I have a confession to make.
I struggled quite a bit in putting together this blog post. I struggled, not because I did not have anything to write about. Rather, it was because there were several ideas running through my head, and I did not know which one to pursue. Additionally, and perhaps more importantly, I was somewhat emotional about how this was my last full day in Phoenix, Arizona and I was trying to make the most of the day, while mentally digesting the entire experience.
It was finally sinking in that there would be no more lectures in Room 444, no more breathtaking mountaintop sunsets, no more walks to Fry’s for that fresh turkey salad, no more exclusive meetups with the city and state’s political and administrative leaders, or light rail trips across different parts of the city. This was it: the end.
The day started off on a very exciting note: we were talking about sports.
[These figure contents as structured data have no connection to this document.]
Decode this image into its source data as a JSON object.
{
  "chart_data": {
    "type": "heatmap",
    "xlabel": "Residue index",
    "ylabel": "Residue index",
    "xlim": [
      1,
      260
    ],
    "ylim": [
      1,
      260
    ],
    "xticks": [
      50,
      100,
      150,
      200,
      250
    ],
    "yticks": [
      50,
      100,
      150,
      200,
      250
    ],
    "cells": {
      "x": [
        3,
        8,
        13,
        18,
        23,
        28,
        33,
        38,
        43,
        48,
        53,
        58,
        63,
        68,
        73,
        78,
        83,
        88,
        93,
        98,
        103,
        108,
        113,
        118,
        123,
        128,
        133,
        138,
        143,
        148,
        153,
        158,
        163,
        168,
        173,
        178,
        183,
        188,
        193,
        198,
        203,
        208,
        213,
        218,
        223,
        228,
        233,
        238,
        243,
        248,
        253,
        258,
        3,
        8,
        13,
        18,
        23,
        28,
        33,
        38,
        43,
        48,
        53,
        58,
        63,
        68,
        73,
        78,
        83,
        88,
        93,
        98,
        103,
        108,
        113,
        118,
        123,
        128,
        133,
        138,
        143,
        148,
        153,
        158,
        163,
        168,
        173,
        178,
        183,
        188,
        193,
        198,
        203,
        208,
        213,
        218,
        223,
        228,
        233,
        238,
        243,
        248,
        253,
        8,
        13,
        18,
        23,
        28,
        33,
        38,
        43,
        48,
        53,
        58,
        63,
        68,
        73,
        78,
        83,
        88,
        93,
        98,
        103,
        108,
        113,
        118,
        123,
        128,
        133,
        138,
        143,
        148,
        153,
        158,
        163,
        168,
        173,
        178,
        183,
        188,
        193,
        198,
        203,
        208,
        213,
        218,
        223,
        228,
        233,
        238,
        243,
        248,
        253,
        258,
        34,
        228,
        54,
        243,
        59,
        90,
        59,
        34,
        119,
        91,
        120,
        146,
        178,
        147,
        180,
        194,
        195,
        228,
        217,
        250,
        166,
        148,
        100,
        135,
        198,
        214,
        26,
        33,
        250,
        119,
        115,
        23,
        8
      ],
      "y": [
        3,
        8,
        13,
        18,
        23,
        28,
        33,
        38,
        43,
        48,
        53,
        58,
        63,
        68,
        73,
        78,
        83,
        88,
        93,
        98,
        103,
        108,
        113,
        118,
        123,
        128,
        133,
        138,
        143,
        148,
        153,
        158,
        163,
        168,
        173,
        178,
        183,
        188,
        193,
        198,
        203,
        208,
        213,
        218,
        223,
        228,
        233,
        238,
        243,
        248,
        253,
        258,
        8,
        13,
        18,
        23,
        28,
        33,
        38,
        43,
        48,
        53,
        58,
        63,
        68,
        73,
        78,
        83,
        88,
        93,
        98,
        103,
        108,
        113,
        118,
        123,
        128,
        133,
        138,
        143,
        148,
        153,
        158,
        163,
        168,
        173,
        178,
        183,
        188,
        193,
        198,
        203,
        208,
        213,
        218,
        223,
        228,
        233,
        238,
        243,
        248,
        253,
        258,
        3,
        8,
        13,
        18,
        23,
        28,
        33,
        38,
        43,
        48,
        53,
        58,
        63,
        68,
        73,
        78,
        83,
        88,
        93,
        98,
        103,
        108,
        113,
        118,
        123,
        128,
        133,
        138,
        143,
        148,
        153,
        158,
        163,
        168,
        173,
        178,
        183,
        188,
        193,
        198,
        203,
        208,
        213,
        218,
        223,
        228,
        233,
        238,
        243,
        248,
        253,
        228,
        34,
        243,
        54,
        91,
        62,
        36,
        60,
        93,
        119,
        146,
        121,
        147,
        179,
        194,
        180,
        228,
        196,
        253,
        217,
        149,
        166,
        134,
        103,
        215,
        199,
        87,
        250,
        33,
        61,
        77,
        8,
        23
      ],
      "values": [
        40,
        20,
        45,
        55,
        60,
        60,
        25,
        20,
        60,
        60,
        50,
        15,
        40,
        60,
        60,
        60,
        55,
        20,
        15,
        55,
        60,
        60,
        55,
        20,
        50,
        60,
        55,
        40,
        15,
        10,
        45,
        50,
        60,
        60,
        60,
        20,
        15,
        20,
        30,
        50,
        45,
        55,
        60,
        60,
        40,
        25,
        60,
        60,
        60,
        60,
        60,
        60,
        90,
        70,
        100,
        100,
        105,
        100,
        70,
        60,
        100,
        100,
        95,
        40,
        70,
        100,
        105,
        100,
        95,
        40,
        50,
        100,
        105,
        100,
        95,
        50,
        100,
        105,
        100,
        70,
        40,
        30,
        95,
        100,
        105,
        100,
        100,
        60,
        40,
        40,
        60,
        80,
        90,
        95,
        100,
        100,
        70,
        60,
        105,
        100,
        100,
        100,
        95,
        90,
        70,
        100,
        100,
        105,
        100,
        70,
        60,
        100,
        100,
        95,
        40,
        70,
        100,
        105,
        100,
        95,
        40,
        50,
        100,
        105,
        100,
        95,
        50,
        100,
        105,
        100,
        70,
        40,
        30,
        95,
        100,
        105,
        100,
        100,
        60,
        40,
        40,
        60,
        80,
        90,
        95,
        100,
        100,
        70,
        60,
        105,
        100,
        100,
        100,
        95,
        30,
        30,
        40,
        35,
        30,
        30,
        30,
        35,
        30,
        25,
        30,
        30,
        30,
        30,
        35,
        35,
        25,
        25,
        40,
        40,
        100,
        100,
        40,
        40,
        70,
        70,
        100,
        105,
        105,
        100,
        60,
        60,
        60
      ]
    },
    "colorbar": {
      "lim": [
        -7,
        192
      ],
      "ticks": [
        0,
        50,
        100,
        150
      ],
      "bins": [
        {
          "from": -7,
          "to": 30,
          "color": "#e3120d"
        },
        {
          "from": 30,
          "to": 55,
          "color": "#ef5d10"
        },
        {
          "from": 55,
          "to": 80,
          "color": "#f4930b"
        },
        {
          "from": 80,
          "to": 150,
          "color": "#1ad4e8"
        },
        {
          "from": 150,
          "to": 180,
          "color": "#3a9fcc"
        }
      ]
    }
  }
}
The main presenter was Andrés Martinez, a professor of practice in the Cronkite School of Journalism and Mass Communication, and a scholar at the Global Sport Institute. Andrés is also a Special Advisor to Arizona State University President Michael Crow. His talk focused on sports communication as culture, and he gave insights about his lived experience consuming and writing about sports in the US since his family migrated from Mexico over thirty years ago.
Andrés made some very interesting arguments about sports journalism and sports communication. I was fascinated by his research, which among other things, examined the place of US sport in the world. He shared interesting insights about his experience of seeing how football (or as it is called in the US, soccer) has grown in the country.
In concluding the academic part of the programme, we had an interesting and heartfelt session with Prof. Gilpin in which we reflected on what we liked on the program, what surprised us, and what we will never forget. It got emotional quite quickly.
Listening to some of my scholar friends was incredible. For instance, Dr. Firly Annisa (Indonesia) talked about how she had made new friends she never thought she would make in her entire life. Ms. Shang Fang Hsu talked about how the program and interactions with fellow scholars helped her overcome her shyness, and she now felt safe and comfortable articulating and speaking her thoughts without fear of criticism or shame. I was happy that we were all able to get along well and that we found so much common ground, and I think the world needs a lot more of this.
In the afternoon, I was invited to tour the PBS Arizona facilities by a new friend I made in the Cronkite building, Alexandre ‘Alex’ Rukashaza. Alex is the director of Digital Media and Broadcast Operations at the station. He is originally from Rwanda and His family moved to North America in the 1990s. He has worked in the broadcasting sector for 20 years in the US and Canada.
It was a tour that I completely looked forward to. It was great learning about the work of PBS and how valuable the organisation is to not only the US but to the world. I was given more details about the broadcast technologies that being used, and how PBS took advantage of digital migration to now have five channels. After the tour, Alex and the team at PBS were kind enough to share some PBS ‘merch’ with me. It mostly included children’s books and stuffed cartoon characters such as Daniel Tiger and Arthur. I am supposed to give them to my kids but that Daniel Tiger one is up for negotiation.
In the evening, packed my bags and interacted with some of the scholars. It was great. Before bedtime, I took time to reflect on my time in Phoenix and how I would sum up my experience of the city in last four weeks. At that moment, I was drawn to the great mythical bird, the Phoenix and the spirit it represents. I got my answer: the spirit of Phoenix is what I am going away with.
What is the spirit of Phoenix?
The spirit of Phoenix, in my opinion, is the idea of resurrection, rebirth, regeneration, and purpose. The spirit of Phoenix is to not give up when they say yours is a barren desert area where nothing can grow or live there. It is a spirit of innovation and forward thinking that finds solutions of future problems because you know what the past problems did to you. It is about going against “you’re just a woman,” “you’re way too young” or “you should have tried when you were younger” and showing that anything is possible. The spirit of Phoenix is putting together a score of people from different countries, creeds and values, getting them to learn, laugh and live together, and making it work (and wearing kickass shoes while doing it).
Phoenix, you will be missed. But your spirit will live on in me.